Жизнеописания прославленных куртизанок разных стран и народов мира
Шрифт:
«– Эмма Гарт.»
«– Ну, Эмма Гарт, меня зовут Эдвардом Роумней; я живописец и живу в Лондоне на Кавендиш сквере № 8; если вы когда-нибудь будете в Лондоне и согласитесь послужить для меня натурщицей, я буду платить вам по пяти гиней каждый сеанс. Слышите?»
«– Слышу.»
«– Еще бы не слыхать ей! насмешливо сказала дама. – Я держу пари, что мисс Эмма Гарт уже сгорает желанием оставить своих мальчишек, чтоб отправиться в Лондон зарабатывать ваши гинеи, Эдвард! ха! ха!.. Только в ее и в моем интересе я требую, присутствовать…»
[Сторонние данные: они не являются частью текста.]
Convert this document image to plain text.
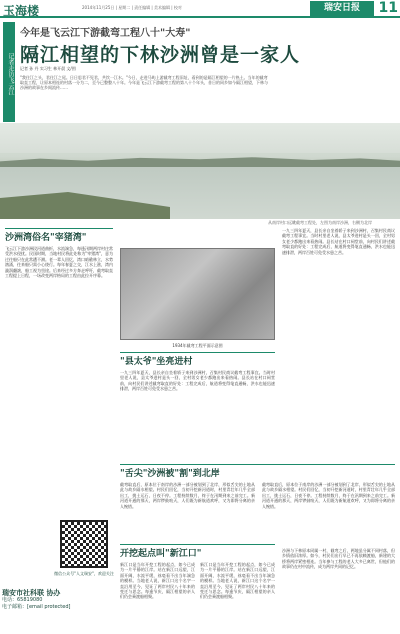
玉海楼	2014年11月25日 | 星期二 | 责任编辑 | 美术编辑 | 校对	瑞安日报	11
记者走访飞云江
今年是飞云江下游截弯工程八十"大寿"
隔江相望的下林沙洲曾是一家人
记者 孙 丹 实习生 林开晨 文/图
"我住江之头，君住江之尾。日日思君不见君，共饮一江水。"今日，走进马屿上游截弯工程旧址，看到的是隔江相望的一片热土。当年的截弯取直工程，让原本相连的村落一分为二，至今已整整八十年。今年是飞云江下游截弯工程的第八十个年头，昔日的同乡如今隔江相望，下林与沙洲的故事在乡间流传……
从南岸村口远眺截弯工程处，左图为南岸沙洲，右侧为北岸
沙洲湾俗名"宰猪湾"
1934年截弯工程平面示意图
飞云江下游沙洲段河道曲折，水流湍急，每逢汛期两岸村庄常受洪水侵扰。民国时期，当地村民将此处称为"宰猪湾"，意为过往船只在此常遭不测。老一辈人回忆，湾口暗礁林立，水势汹涌，往来船只需小心绕行。每年春夏之交，江水上涨，湾内漩涡翻滚，船工视为畏途。后来经过多方奔走呼吁，截弯取直工程提上日程，一场改变两岸格局的工程由此拉开序幕。
"县太爷"坐亮进村
一九三四年夏天，县长亲自坐着轿子来到沙洲村，召集村民商议截弯工程事宜。当时村里老人说，县太爷进村是头一回，全村男女老少都跑出来看热闹。县长站在村口祠堂前，向村民们讲述截弯取直的好处：工程完成后，航道将变得笔直通畅，洪水也能迅速排泄，两岸百姓可免受水患之苦。
一九三四年夏天，县长亲自坐着轿子来到沙洲村，召集村民商议截弯工程事宜。当时村里老人说，县太爷进村是头一回，全村男女老少都跑出来看热闹。县长站在村口祠堂前，向村民们讲述截弯取直的好处：工程完成后，航道将变得笔直通畅，洪水也能迅速排泄，两岸百姓可免受水患之苦。
"舌尖"沙洲被"割"到北岸
截弯取直后，原本位于南岸的沙洲一部分被划到了北岸，形似舌尖的土地从此与故乡隔水相望。村民们回忆，当初开挖新河道时，村里青壮年几乎全部出工，挑土运石，日夜不停。工程持续数月，终于在汛期到来之前完工。新河道开通的那天，两岸锣鼓喧天，人们既为新航道欢呼，又为即将分离的亲人惋惜。
截弯取直后，原本位于南岸的沙洲一部分被划到了北岸，形似舌尖的土地从此与故乡隔水相望。村民们回忆，当初开挖新河道时，村里青壮年几乎全部出工，挑土运石，日夜不停。工程持续数月，终于在汛期到来之前完工。新河道开通的那天，两岸锣鼓喧天，人们既为新航道欢呼，又为即将分离的亲人惋惜。
开挖起点叫"新江口"
新江口是当年开挖工程的起点，如今已成为一片平静的江岸。站在新江口远望，江面开阔，水流平缓，丝毫看不出当年湍急的模样。当地老人说，新江口这个名字一直沿用至今，见证了两岸村民八十年来的变迁与思念。每逢节庆，隔江相望的亲人们仍会乘渡船相聚。
新江口是当年开挖工程的起点，如今已成为一片平静的江岸。站在新江口远望，江面开阔，水流平缓，丝毫看不出当年湍急的模样。当地老人说，新江口这个名字一直沿用至今，见证了两岸村民八十年来的变迁与思念。每逢节庆，隔江相望的亲人们仍会乘渡船相聚。
沙洲与下林原本同属一村，截弯之后，两地虽分属不同村落，但乡情依旧浓厚。如今，村民们出行早已不再依赖渡船，新建的大桥将两岸紧密相连。当年参与工程的老人大多已离世，但他们的故事仍在村中流传，成为两岸共同的记忆。
微信公众号"人文瑞安"，欢迎关注
瑞安市社科联 协办
电话：65819080
电子邮箱：[email protected]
«– Вы, Арабелла, сумасшедшая! Вы видите человека
Живописец положил свой альбом в карман и побежал за своей дамой, которая начала удаляться, не сказав мне ни прощай, ни до свиданья. Почему рассердилась на меня эта дама? Между нами, я несколько подозревала. Но прекрасная и богатая, думала я, она только потеряет время, ревнуя к такой бедной девушке, как я. Скажу ли я теперь, что предложение Эдварда Роумнея не оставило следа в моем уме? Нет; это была бы ложь. Но клянусь, к моему стыду, что меня особенно обольщали деньги. Подумайте: пять гиней!.. мне предлагали пять гиней за два или за три часа, – мне, которая получала три шиллинга в неделю… Так я была красива!.. Признаюсь, что гордость и интерес соединились, и с этого дня романы, которые я читала стали казаться мне бледными сравнительно с тем, который я сочинила. Я видела себе в Лондоне, обогатившейся единственно воспроизведением моих прелестей. До того времени я не была кокеткой, с этого времени я стала больше заботиться о моем туалете, о себе самой…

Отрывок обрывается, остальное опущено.